The Miami-based Combat Hippies’ Amal, Arabic for hope, is performed by three Puerto Rican veterans, Anthony Torres, Hipólito Arriaga, and Angel R. Rodriguez Sr. This performance is remarkable for the layered and multiplying connections it draws between the historical and the contemporary; the economic, the political, and the social; and between Puerto Rico’s colonial subjection and the military enlistment of Puerto Ricans in the US armed forces. Refusing to trace the state/military sanctioned and hierarchized operational seclusion of veterans from civilians, combatants from non-combatants, citizens from refugees, and national warriors from national enemies, it suggestively reaches to a complex account of radical attachments between differently exploited peoples, such as the “brown” US invaders and the “brown” Arabs they invade.
The Festival closed with Cry Havoc!, a tour de force solo, performed and continually developed by Stephan Wolfert, the founder of DE-CRUIT. Intertwining his childhood, adolescent, and military experiences; triangulating Shakespeare’s texts as capacious artistic, therapeutic, and political instruments; and actualizing life as a circumstantial modality formed by the encounters with inanimate and animate forces the body embeds and remembers, the performance contextualizes, critiques, and remakes the processes consequential for the soldiers’ traumatization and the veterans’ re-traumatization, disabling the latter’s social and civic engagement.

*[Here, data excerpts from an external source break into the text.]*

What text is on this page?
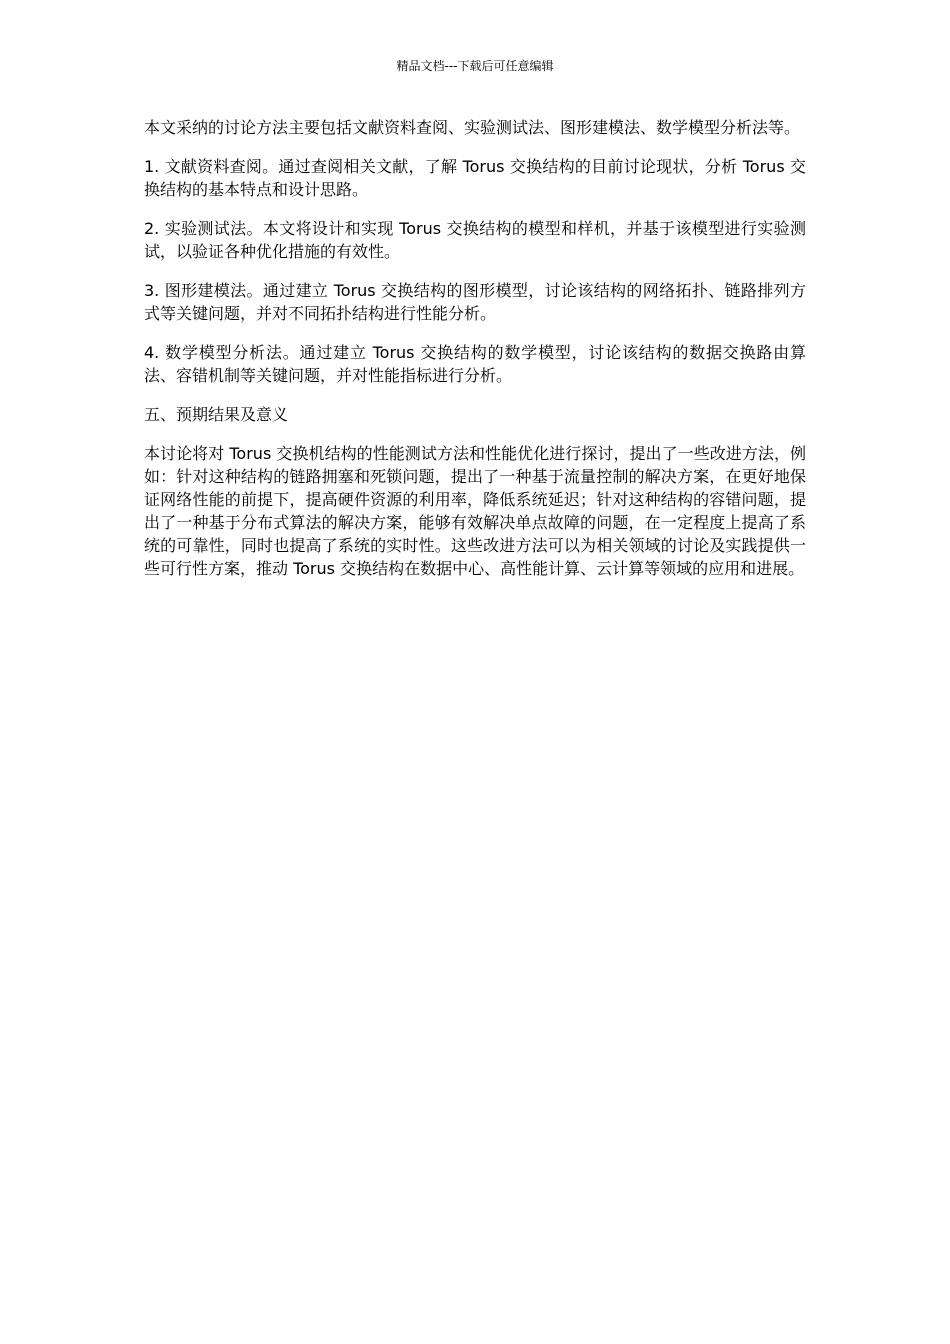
精品文档---下载后可任意编辑

本文采纳的讨论方法主要包括文献资料查阅、实验测试法、图形建模法、数学模型分析法等。

1. 文献资料查阅。通过查阅相关文献，了解 Torus 交换结构的目前讨论现状，分析 Torus 交换结构的基本特点和设计思路。

2. 实验测试法。本文将设计和实现 Torus 交换结构的模型和样机，并基于该模型进行实验测试，以验证各种优化措施的有效性。

3. 图形建模法。通过建立 Torus 交换结构的图形模型，讨论该结构的网络拓扑、链路排列方式等关键问题，并对不同拓扑结构进行性能分析。

4. 数学模型分析法。通过建立 Torus 交换结构的数学模型，讨论该结构的数据交换路由算法、容错机制等关键问题，并对性能指标进行分析。

五、预期结果及意义

本讨论将对 Torus 交换机结构的性能测试方法和性能优化进行探讨，提出了一些改进方法，例如：针对这种结构的链路拥塞和死锁问题，提出了一种基于流量控制的解决方案，在更好地保证网络性能的前提下，提高硬件资源的利用率，降低系统延迟；针对这种结构的容错问题，提出了一种基于分布式算法的解决方案，能够有效解决单点故障的问题，在一定程度上提高了系统的可靠性，同时也提高了系统的实时性。这些改进方法可以为相关领域的讨论及实践提供一些可行性方案，推动 Torus 交换结构在数据中心、高性能计算、云计算等领域的应用和进展。
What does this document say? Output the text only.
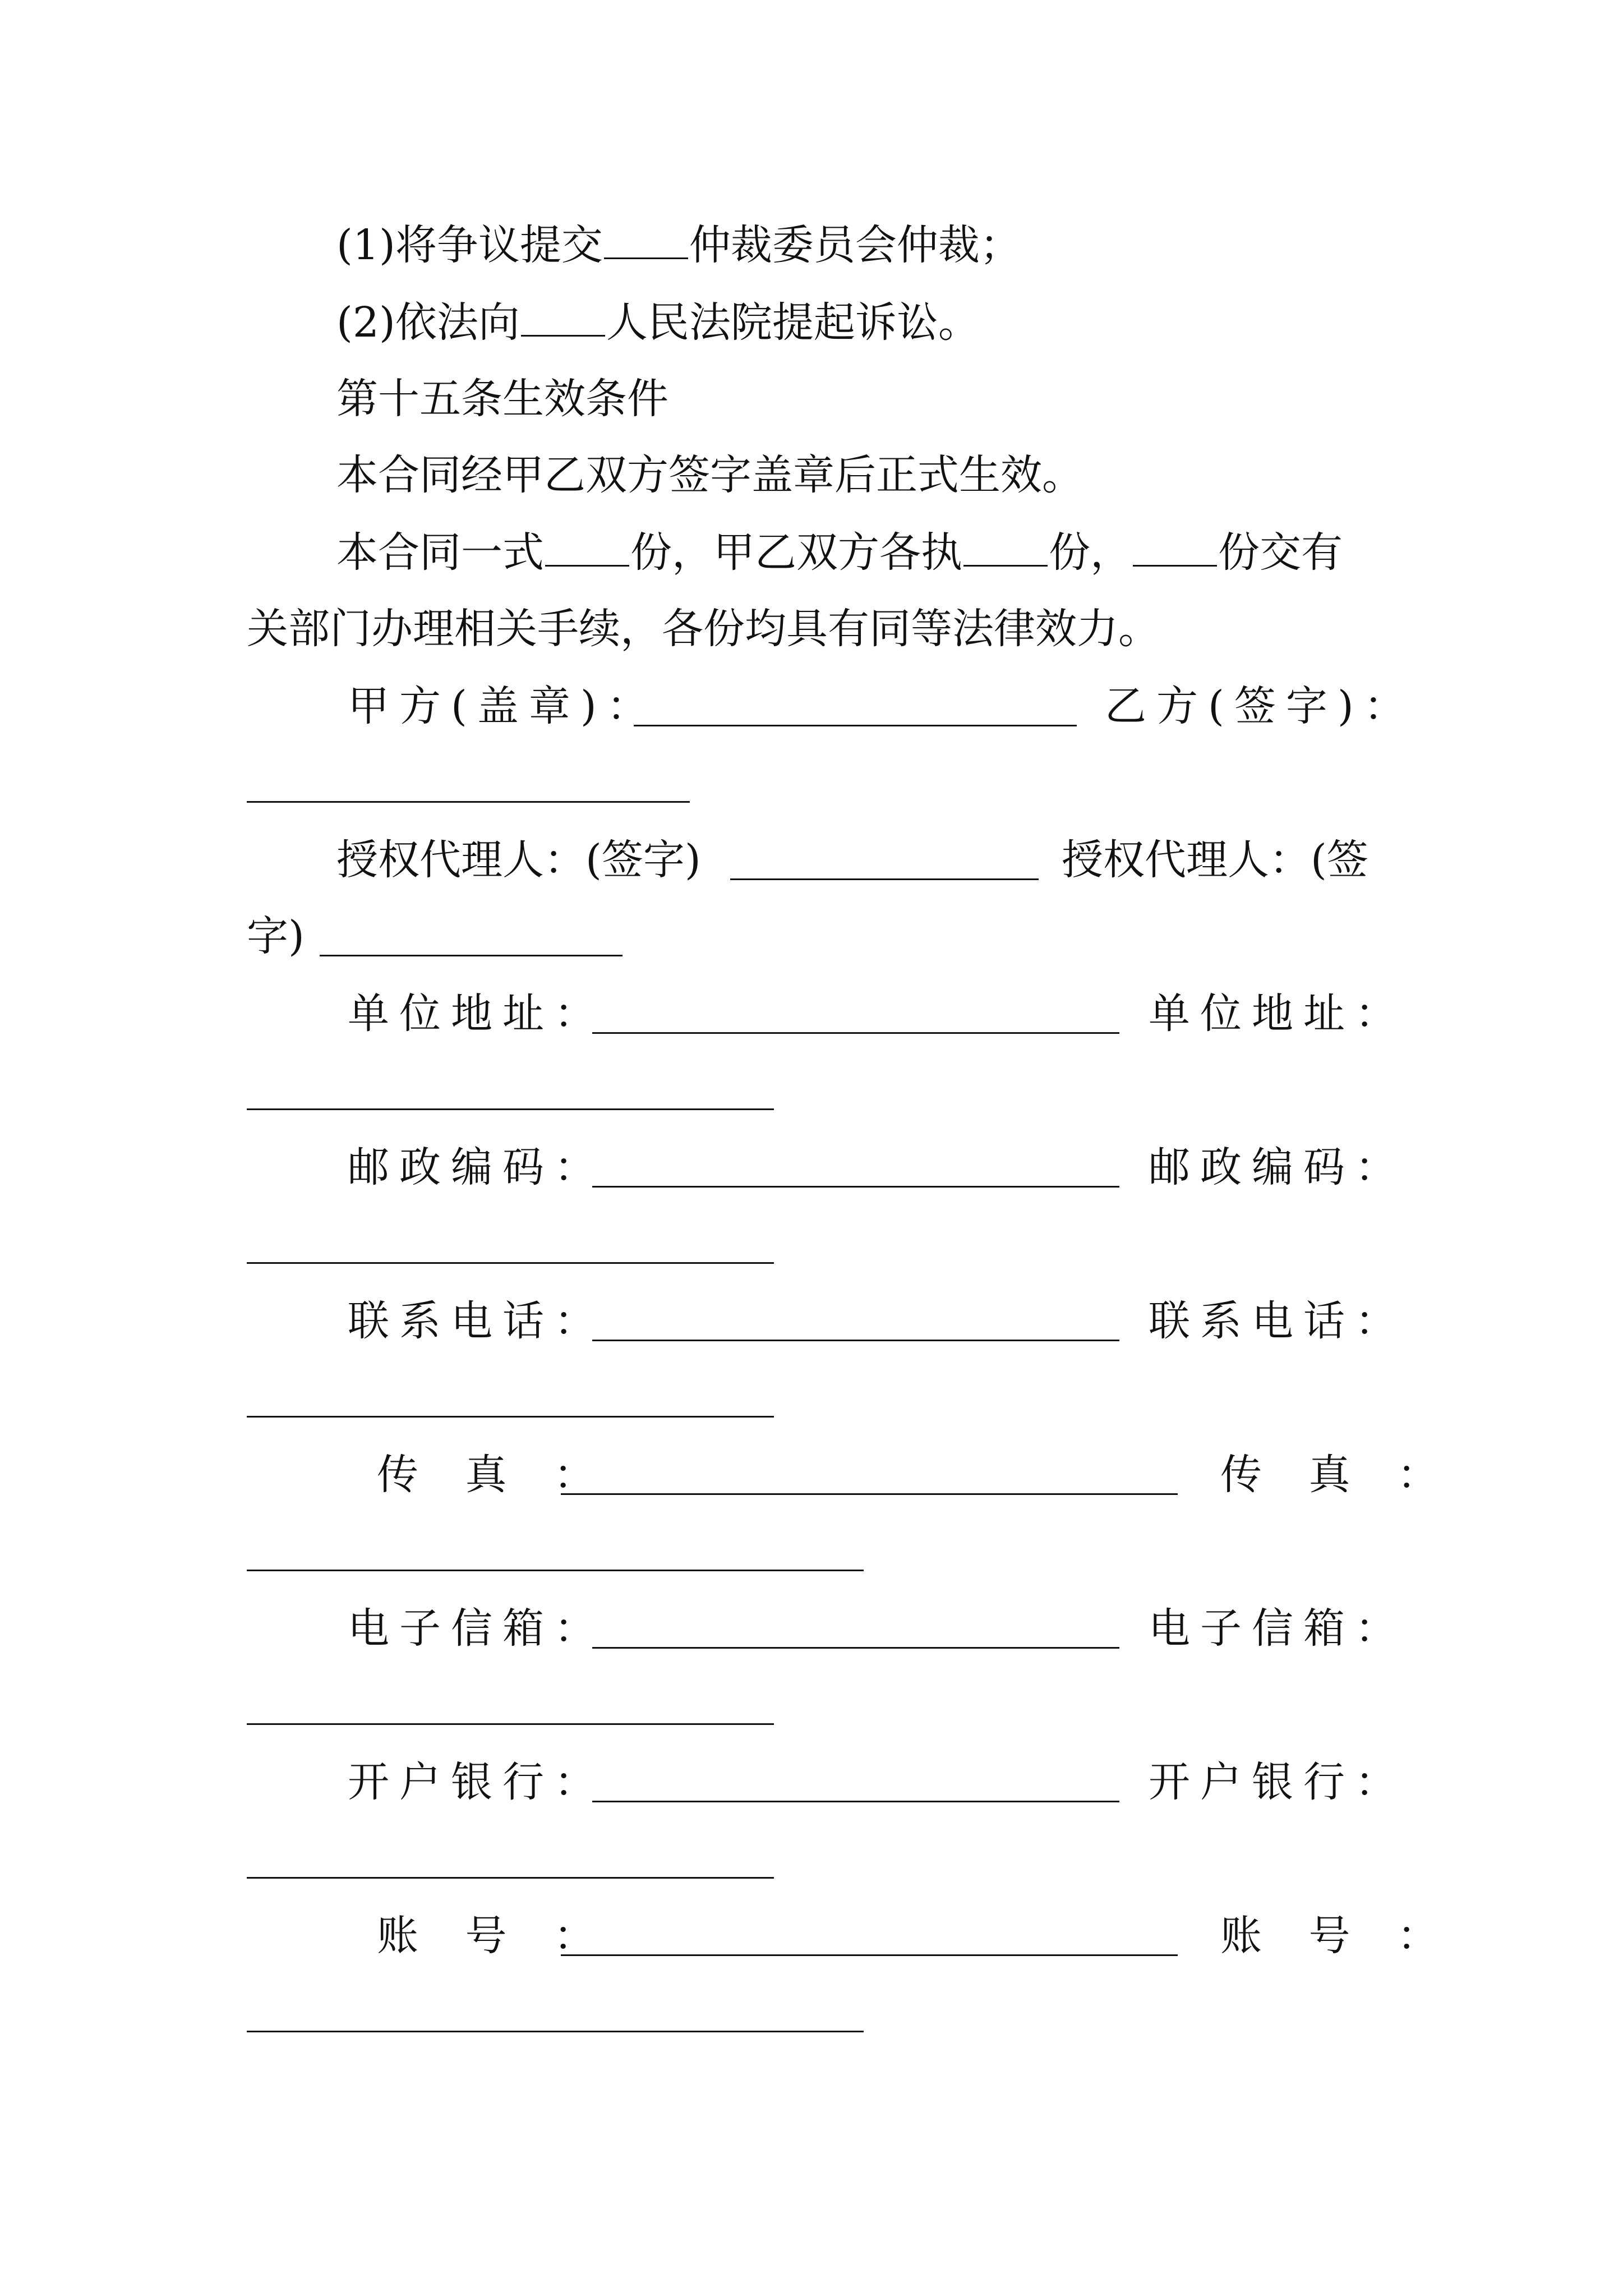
(1)将争议提交 仲裁委员会仲裁；
(2)依法向 人民法院提起诉讼。
第十五条生效条件
本合同经甲乙双方签字盖章后正式生效。
本合同一式 份，甲乙双方各执 份， 份交有
关部门办理相关手续，各份均具有同等法律效力。
甲方(盖章)：	乙方(签字)：
授权代理人：(签字)	授权代理人：(签
字)
单位地址：	单位地址：
邮政编码：	邮政编码：
联系电话：	联系电话：
传 真 ：	传 真 ：
电子信箱：	电子信箱：
开户银行：	开户银行：
账 号 ：	账 号 ：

An event of therapeutic, social, and political significance, the First National Veterans Theatre Festival summoned an urgent public gathering in the theatre, creating an environment through which the military territorialization of the soldiers’ bodies and the civilians’ entanglement in it could be, and was, addressed. An event of lived politics, the Festival encouraged an intersectional and interrelated we; a we within which it was impossible to will myself into an independent entity, to find myself free from my pacifism’s other. Motivating us “to see what we see,” to see behind and beyond what blinds us, the Festival does not merely assist the veterans in their control of trauma. It also deploys trauma as a critical means to mediate what Judith Butler in Frames of War calls a “sensate understanding of war, and the conditions for a sensate opposition to war.” Affectively arguing for conceiving life in interdependent terms, for combatants’ and non-combatants’ lives’ livability, for an interrelational mise-en-scène, and for a theatrical experience lived not at the expense of other lives, the Festival arises as a radically democratic act, an act of engagement with.